Gülşah Gizem Angı, sağ kalkabileceği ameliyat masasında, test hedefli verilmiş bir aygıtta denek olarak kullanıldığı için mi hayatını kaybetti?
Dünya konutuna girmeye hazırlanırken kaybettikleri kızları Gülşah için adalet uğraşı veren Angı Ailesi, iki yıldır bu soruya cevap arıyor.
Deneme amaçlı
Angı, mimar bir baba ve öğretmen bir annenin çocuğu olarak 1989’da
dünyaya geldi.
İyi eğitimliydi.
İşinde çok başarılıydı.
Bir otelde üst seviye yöneticiydi.
Hayat doluydu.
Beşiktaş Jimnastik Klübü’nün kongre üyesiydi.
Nişanlısıyla 2022 yazında evlilik hazırlığı içindeydi.
Düğün öncesi, miyom ismi verilen rahimdeki güzel huylu tümörü aldırmak için Akdeniz Üniversitesi Tıp Fakültesi Hastanesi’ne başvurdu.
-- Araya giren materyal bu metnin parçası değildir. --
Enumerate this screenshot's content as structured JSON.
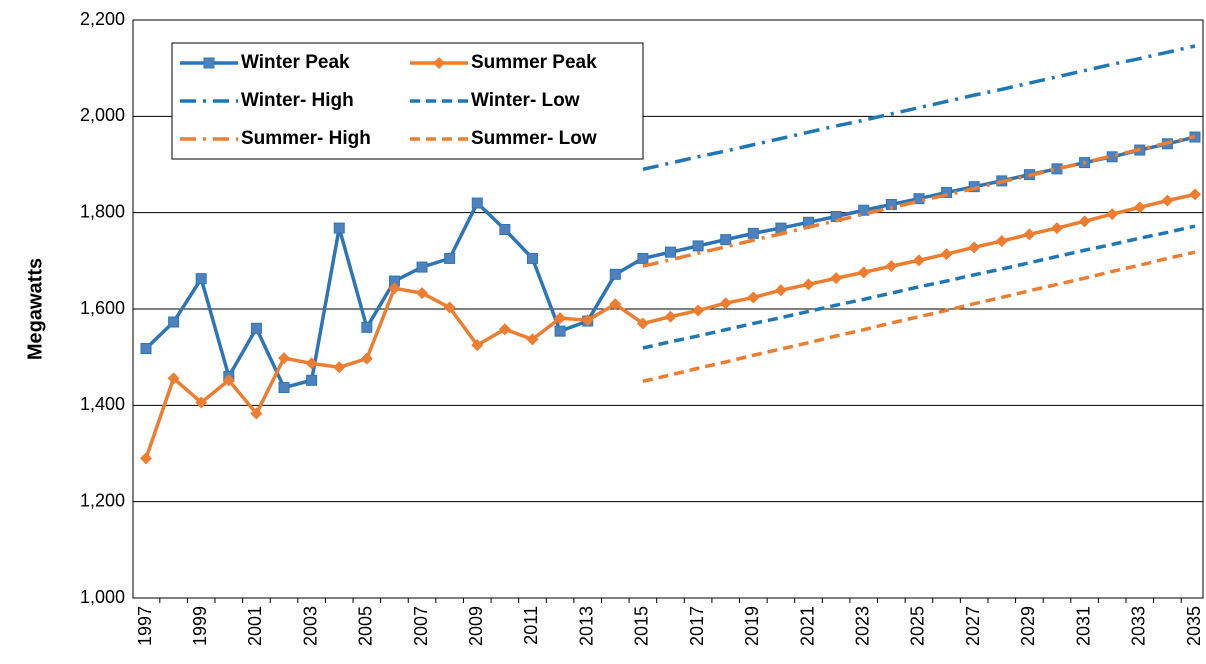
{
  "chart_data": {
    "type": "line",
    "ylabel": "Megawatts",
    "categories": [
      "1997",
      null,
      "1999",
      null,
      "2001",
      null,
      "2003",
      null,
      "2005",
      null,
      "2007",
      null,
      "2009",
      null,
      "2011",
      null,
      "2013",
      null,
      "2015",
      null,
      "2017",
      null,
      "2019",
      null,
      "2021",
      null,
      "2023",
      null,
      "2025",
      null,
      "2027",
      null,
      "2029",
      null,
      "2031",
      null,
      "2033",
      null,
      "2035"
    ],
    "ylim": [
      1000,
      2200
    ],
    "yticks": [
      {
        "value": 1000,
        "label": "1,000"
      },
      {
        "value": 1200,
        "label": "1,200"
      },
      {
        "value": 1400,
        "label": "1,400"
      },
      {
        "value": 1600,
        "label": "1,600"
      },
      {
        "value": 1800,
        "label": "1,800"
      },
      {
        "value": 2000,
        "label": "2,000"
      },
      {
        "value": 2200,
        "label": "2,200"
      }
    ],
    "grid": true,
    "legend": "upper left",
    "series": [
      {
        "name": "Winter Peak",
        "color": "#2e75b6",
        "style": "solid",
        "marker": "square",
        "values": [
          1518,
          1573,
          1663,
          1460,
          1560,
          1437,
          1452,
          1768,
          1562,
          1658,
          1687,
          1705,
          1820,
          1765,
          1705,
          1554,
          1575,
          1672,
          1705,
          1718,
          1731,
          1744,
          1757,
          1768,
          1780,
          1792,
          1805,
          1817,
          1829,
          1842,
          1854,
          1866,
          1879,
          1891,
          1904,
          1916,
          1930,
          1943,
          1957
        ]
      },
      {
        "name": "Summer Peak",
        "color": "#ed7d31",
        "style": "solid",
        "marker": "diamond",
        "values": [
          1290,
          1456,
          1406,
          1452,
          1383,
          1498,
          1487,
          1479,
          1497,
          1643,
          1633,
          1603,
          1525,
          1558,
          1537,
          1581,
          1577,
          1610,
          1570,
          1584,
          1597,
          1612,
          1624,
          1639,
          1651,
          1664,
          1676,
          1689,
          1701,
          1714,
          1728,
          1741,
          1755,
          1768,
          1782,
          1797,
          1811,
          1825,
          1838
        ]
      },
      {
        "name": "Winter- High",
        "color": "#1f77b4",
        "style": "dashdot",
        "values": [
          null,
          null,
          null,
          null,
          null,
          null,
          null,
          null,
          null,
          null,
          null,
          null,
          null,
          null,
          null,
          null,
          null,
          null,
          1890,
          1903,
          1916,
          1928,
          1941,
          1954,
          1967,
          1980,
          1992,
          2005,
          2018,
          2031,
          2044,
          2056,
          2069,
          2082,
          2095,
          2108,
          2120,
          2133,
          2146
        ]
      },
      {
        "name": "Winter- Low",
        "color": "#1f77b4",
        "style": "dash",
        "values": [
          null,
          null,
          null,
          null,
          null,
          null,
          null,
          null,
          null,
          null,
          null,
          null,
          null,
          null,
          null,
          null,
          null,
          null,
          1519,
          1532,
          1544,
          1557,
          1570,
          1582,
          1595,
          1608,
          1620,
          1633,
          1646,
          1658,
          1671,
          1683,
          1696,
          1709,
          1722,
          1734,
          1747,
          1759,
          1772
        ]
      },
      {
        "name": "Summer- High",
        "color": "#ed7d31",
        "style": "dashdot",
        "values": [
          null,
          null,
          null,
          null,
          null,
          null,
          null,
          null,
          null,
          null,
          null,
          null,
          null,
          null,
          null,
          null,
          null,
          null,
          1689,
          1702,
          1716,
          1729,
          1743,
          1756,
          1770,
          1783,
          1797,
          1810,
          1824,
          1837,
          1850,
          1864,
          1877,
          1891,
          1904,
          1918,
          1931,
          1945,
          1958
        ]
      },
      {
        "name": "Summer- Low",
        "color": "#ed7d31",
        "style": "dash",
        "values": [
          null,
          null,
          null,
          null,
          null,
          null,
          null,
          null,
          null,
          null,
          null,
          null,
          null,
          null,
          null,
          null,
          null,
          null,
          1450,
          1463,
          1477,
          1490,
          1504,
          1517,
          1530,
          1544,
          1557,
          1571,
          1584,
          1597,
          1611,
          1624,
          1638,
          1651,
          1664,
          1678,
          1691,
          1705,
          1718
        ]
      }
    ]
  }
}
İddiaya nazaran Bayan Hastalıkları ve Doğum Anabilim Dalı’ndan Prof. Dr. Mete Çağlar, “Bu operasyon klâsik yolla yarım saat sürer ve acılı geçer” dedi ve teknolojik aygıtla daha kısa müddette yapılabileceğini söz etti.
Bahsettiği aygıt ‘bipolar histeroskop’ aygıtıydı.
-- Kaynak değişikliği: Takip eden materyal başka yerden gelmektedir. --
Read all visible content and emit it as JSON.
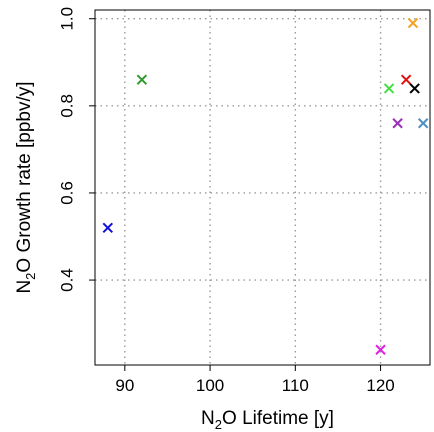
{
  "chart_data": {
    "type": "scatter",
    "title": "",
    "xlabel": {
      "pre": "N",
      "sub": "2",
      "post": "O Lifetime [y]"
    },
    "ylabel": {
      "pre": "N",
      "sub": "2",
      "post": "O Growth rate [ppbv/y]"
    },
    "xlim": [
      86.5,
      125.8
    ],
    "ylim": [
      0.205,
      1.02
    ],
    "xticks": [
      90,
      100,
      110,
      120
    ],
    "yticks": [
      0.4,
      0.6,
      0.8,
      1.0
    ],
    "ytick_labels": [
      "0.4",
      "0.6",
      "0.8",
      "1.0"
    ],
    "grid": true,
    "marker": "x",
    "points": [
      {
        "x": 88,
        "y": 0.52,
        "color": "#1010d8"
      },
      {
        "x": 92,
        "y": 0.86,
        "color": "#2e9a2e"
      },
      {
        "x": 120,
        "y": 0.24,
        "color": "#e020e0"
      },
      {
        "x": 121,
        "y": 0.84,
        "color": "#44dd44"
      },
      {
        "x": 122,
        "y": 0.76,
        "color": "#9a30b8"
      },
      {
        "x": 123,
        "y": 0.86,
        "color": "#e01010"
      },
      {
        "x": 123.8,
        "y": 0.99,
        "color": "#f5a020"
      },
      {
        "x": 124,
        "y": 0.84,
        "color": "#000000"
      },
      {
        "x": 125,
        "y": 0.76,
        "color": "#4d8fc2"
      }
    ]
  }
}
Bu, tedarikçi firma tarafından demo (tanıtım amaçlı) hastaneye sunulmuştu. Satılması halinde yüklü kurul ödenecekti.
27 litre fazla su pompalandı
Cihaz ameliyat tarihi itibariyle hastanenin envanterinde kayıtlı değildi.
İddiaya nazaran birinci kere Angı’nın ameliyatında kullanıldı.
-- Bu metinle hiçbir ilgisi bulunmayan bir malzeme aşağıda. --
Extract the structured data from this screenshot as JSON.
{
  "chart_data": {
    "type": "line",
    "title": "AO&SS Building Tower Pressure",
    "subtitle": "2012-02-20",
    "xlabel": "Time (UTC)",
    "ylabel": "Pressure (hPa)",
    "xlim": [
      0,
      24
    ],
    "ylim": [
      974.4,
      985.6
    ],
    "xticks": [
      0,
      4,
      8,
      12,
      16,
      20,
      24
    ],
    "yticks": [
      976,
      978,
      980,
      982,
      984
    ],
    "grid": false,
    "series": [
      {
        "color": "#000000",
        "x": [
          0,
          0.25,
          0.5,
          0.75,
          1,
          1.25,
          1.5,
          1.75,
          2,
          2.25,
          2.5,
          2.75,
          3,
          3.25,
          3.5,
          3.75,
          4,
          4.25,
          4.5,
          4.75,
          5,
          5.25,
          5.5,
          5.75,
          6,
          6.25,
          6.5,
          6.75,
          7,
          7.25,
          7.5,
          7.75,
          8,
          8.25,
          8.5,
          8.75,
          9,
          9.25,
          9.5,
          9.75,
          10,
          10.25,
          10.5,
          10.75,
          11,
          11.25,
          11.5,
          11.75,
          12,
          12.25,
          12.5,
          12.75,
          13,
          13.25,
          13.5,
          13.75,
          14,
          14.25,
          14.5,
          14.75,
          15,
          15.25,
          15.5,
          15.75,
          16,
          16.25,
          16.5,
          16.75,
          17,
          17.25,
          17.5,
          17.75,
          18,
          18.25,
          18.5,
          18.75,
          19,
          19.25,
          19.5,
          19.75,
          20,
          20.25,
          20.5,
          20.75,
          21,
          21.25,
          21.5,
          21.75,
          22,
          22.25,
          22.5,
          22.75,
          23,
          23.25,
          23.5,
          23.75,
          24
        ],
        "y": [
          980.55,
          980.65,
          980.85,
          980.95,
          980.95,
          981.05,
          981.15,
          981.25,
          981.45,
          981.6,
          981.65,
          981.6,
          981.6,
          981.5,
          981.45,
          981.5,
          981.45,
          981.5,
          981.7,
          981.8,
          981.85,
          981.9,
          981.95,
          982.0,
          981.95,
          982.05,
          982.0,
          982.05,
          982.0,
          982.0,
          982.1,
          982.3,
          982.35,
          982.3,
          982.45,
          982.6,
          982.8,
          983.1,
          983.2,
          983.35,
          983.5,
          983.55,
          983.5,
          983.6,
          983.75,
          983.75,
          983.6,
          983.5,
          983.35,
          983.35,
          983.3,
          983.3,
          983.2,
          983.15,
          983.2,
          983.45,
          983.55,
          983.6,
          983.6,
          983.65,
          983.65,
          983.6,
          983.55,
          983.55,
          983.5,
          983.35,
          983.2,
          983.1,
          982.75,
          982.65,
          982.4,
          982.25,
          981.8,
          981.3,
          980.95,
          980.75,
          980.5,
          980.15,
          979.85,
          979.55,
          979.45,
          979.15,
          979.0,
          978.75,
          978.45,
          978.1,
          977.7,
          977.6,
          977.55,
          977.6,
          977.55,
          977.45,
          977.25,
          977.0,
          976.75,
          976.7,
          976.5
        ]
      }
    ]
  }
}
Genç bayan denek muamelesine maruz kaldı.
Cihaz ameliyat sırasında 27 litre fazla su pompaladı.
Angı, akciğerinde meydana gelen sıvı birikmesinden kaynaklı ödem sonucu hayatını kaybetti.
Tıp unsur ve kurallarına aykırı
Ölümünden sonra “Adli incelemeye gerek yoktur” gerekçesiyle toprağa verilmek istendi. Vijdan ve Ayhan Angı çifti hata duyurusunda bulunarak, kızlarına otopsi yaptırdı.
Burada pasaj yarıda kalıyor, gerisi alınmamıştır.